Survivorship care and patient tools like the breast cancer index help patients and doctors curate an individualized survivorship plan for each patient.
Survivorship care plans for women with breast cancer often leave patients feeling abandoned or forgotten once their intensive treatment ends. After months or even years of frequent visits with oncologists and care teams, women suddenly find that their appointments are more spaced out, with fewer check-ins and less direct support. This shift can create uncertainty and anxiety, particularly when fears of recurrence remain strong and side effects from treatment continue.
Nurse Practitioner Adriana Olivo, who specializes in survivorship care at Memorial Sloan Kettering Cancer Center in New York, works to bridge that gap.
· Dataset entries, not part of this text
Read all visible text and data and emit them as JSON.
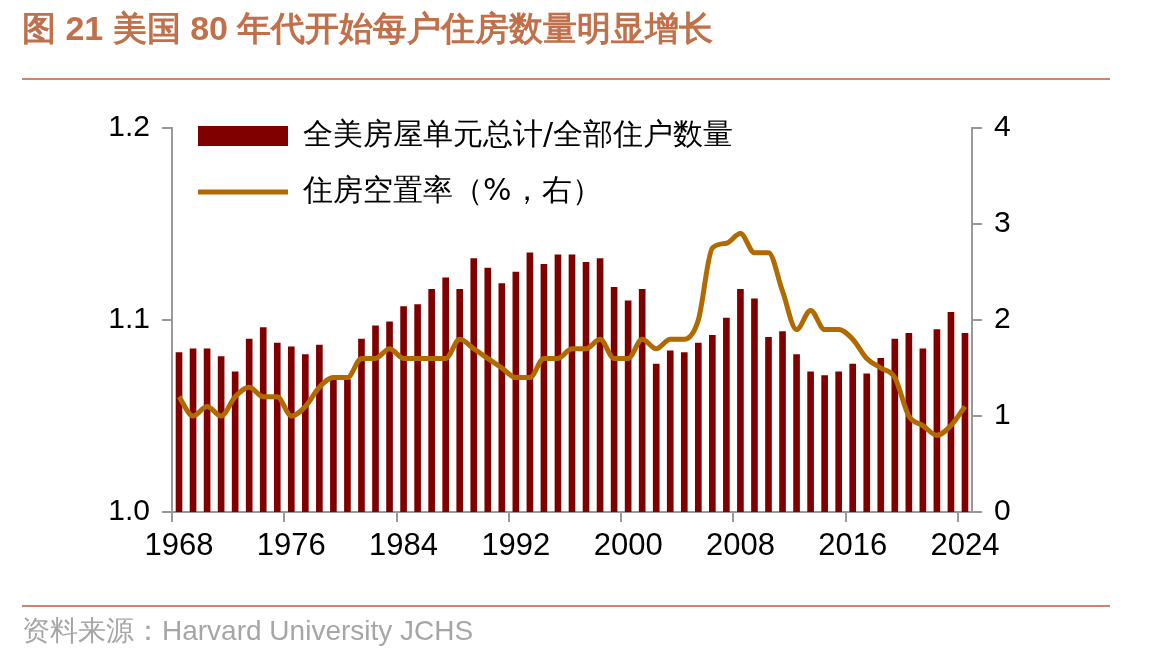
{
  "chart_data": {
    "type": "bar",
    "title": "图 21 美国 80 年代开始每户住房数量明显增长",
    "categories": [
      "1968",
      null,
      null,
      null,
      null,
      null,
      null,
      null,
      "1976",
      null,
      null,
      null,
      null,
      null,
      null,
      null,
      "1984",
      null,
      null,
      null,
      null,
      null,
      null,
      null,
      "1992",
      null,
      null,
      null,
      null,
      null,
      null,
      null,
      "2000",
      null,
      null,
      null,
      null,
      null,
      null,
      null,
      "2008",
      null,
      null,
      null,
      null,
      null,
      null,
      null,
      "2016",
      null,
      null,
      null,
      null,
      null,
      null,
      null,
      "2024"
    ],
    "series": [
      {
        "name": "全美房屋单元总计/全部住户数量",
        "color": "#800000",
        "values": [
          1.083,
          1.085,
          1.085,
          1.081,
          1.073,
          1.09,
          1.096,
          1.088,
          1.086,
          1.082,
          1.087,
          1.069,
          1.069,
          1.09,
          1.097,
          1.099,
          1.107,
          1.108,
          1.116,
          1.122,
          1.116,
          1.132,
          1.127,
          1.119,
          1.125,
          1.135,
          1.129,
          1.134,
          1.134,
          1.13,
          1.132,
          1.117,
          1.11,
          1.116,
          1.077,
          1.084,
          1.083,
          1.088,
          1.092,
          1.101,
          1.116,
          1.111,
          1.091,
          1.094,
          1.082,
          1.073,
          1.071,
          1.073,
          1.077,
          1.072,
          1.08,
          1.09,
          1.093,
          1.085,
          1.095,
          1.104,
          1.093
        ]
      },
      {
        "name": "住房空置率（%，右）",
        "type": "line",
        "axis": "y2",
        "color": "#b06a00",
        "values": [
          1.2,
          1.0,
          1.1,
          1.0,
          1.2,
          1.3,
          1.2,
          1.2,
          1.0,
          1.1,
          1.3,
          1.4,
          1.4,
          1.6,
          1.6,
          1.7,
          1.6,
          1.6,
          1.6,
          1.6,
          1.8,
          1.7,
          1.6,
          1.5,
          1.4,
          1.4,
          1.6,
          1.6,
          1.7,
          1.7,
          1.8,
          1.6,
          1.6,
          1.8,
          1.7,
          1.8,
          1.8,
          2.0,
          2.75,
          2.8,
          2.9,
          2.7,
          2.7,
          2.3,
          1.9,
          2.1,
          1.9,
          1.9,
          1.8,
          1.6,
          1.5,
          1.4,
          1.0,
          0.9,
          0.8,
          0.9,
          1.1
        ]
      }
    ],
    "ylim": [
      1.0,
      1.2
    ],
    "yticks": [
      {
        "value": 1.0,
        "label": "1.0"
      },
      {
        "value": 1.1,
        "label": "1.1"
      },
      {
        "value": 1.2,
        "label": "1.2"
      }
    ],
    "y2lim": [
      0,
      4
    ],
    "y2ticks": [
      0,
      1,
      2,
      3,
      4
    ],
    "legend": "top left",
    "grid": false,
    "marker": "none",
    "line_style": "solid",
    "annotations": [
      "资料来源：Harvard University JCHS"
    ]
  }
}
Her role focuses on guiding women through the post-treatment phase by ensuring they keep up with regular provider check-ins, managing long-term or late side effects of therapy, and providing reassurance to help ease lingering anxieties. Survivorship care, she explained, is not simply about monitoring for recurrence but about empowering women to live well beyond their diagnosis.
In an interview with The American Journal of Managed Care®, Olivo highlighted how survivorship clinics increasingly incorporate decision-making tools such as the Breast Cancer Index (BCI). The BCI helps determine how long women with estrogen receptor–positive breast cancer should remain on endocrine therapy, a treatment that may extend for up to 10 years.
“[The BCI] takes the guesswork out, and it really gives them the information they need to make an informed decision,” Olivo said. “It could also help avoid over- and undertreatment again because it’s not always so black and white, as the lower-risk-profile patients automatically are not going to benefit from the full 10 years.”
Together, support from clinicians like Olivo and tools like the BCI can help women feel more in control of their survivorship care. By using test results to guide decisions, patients are less likely to feel pressured by their doctors and more likely to feel confident in their choices. As Olivo emphasized, the goal is to create personalized survivorship plans that meet each woman’s unique needs—plans that provide not just medical guidance, but reassurance and empowerment as well.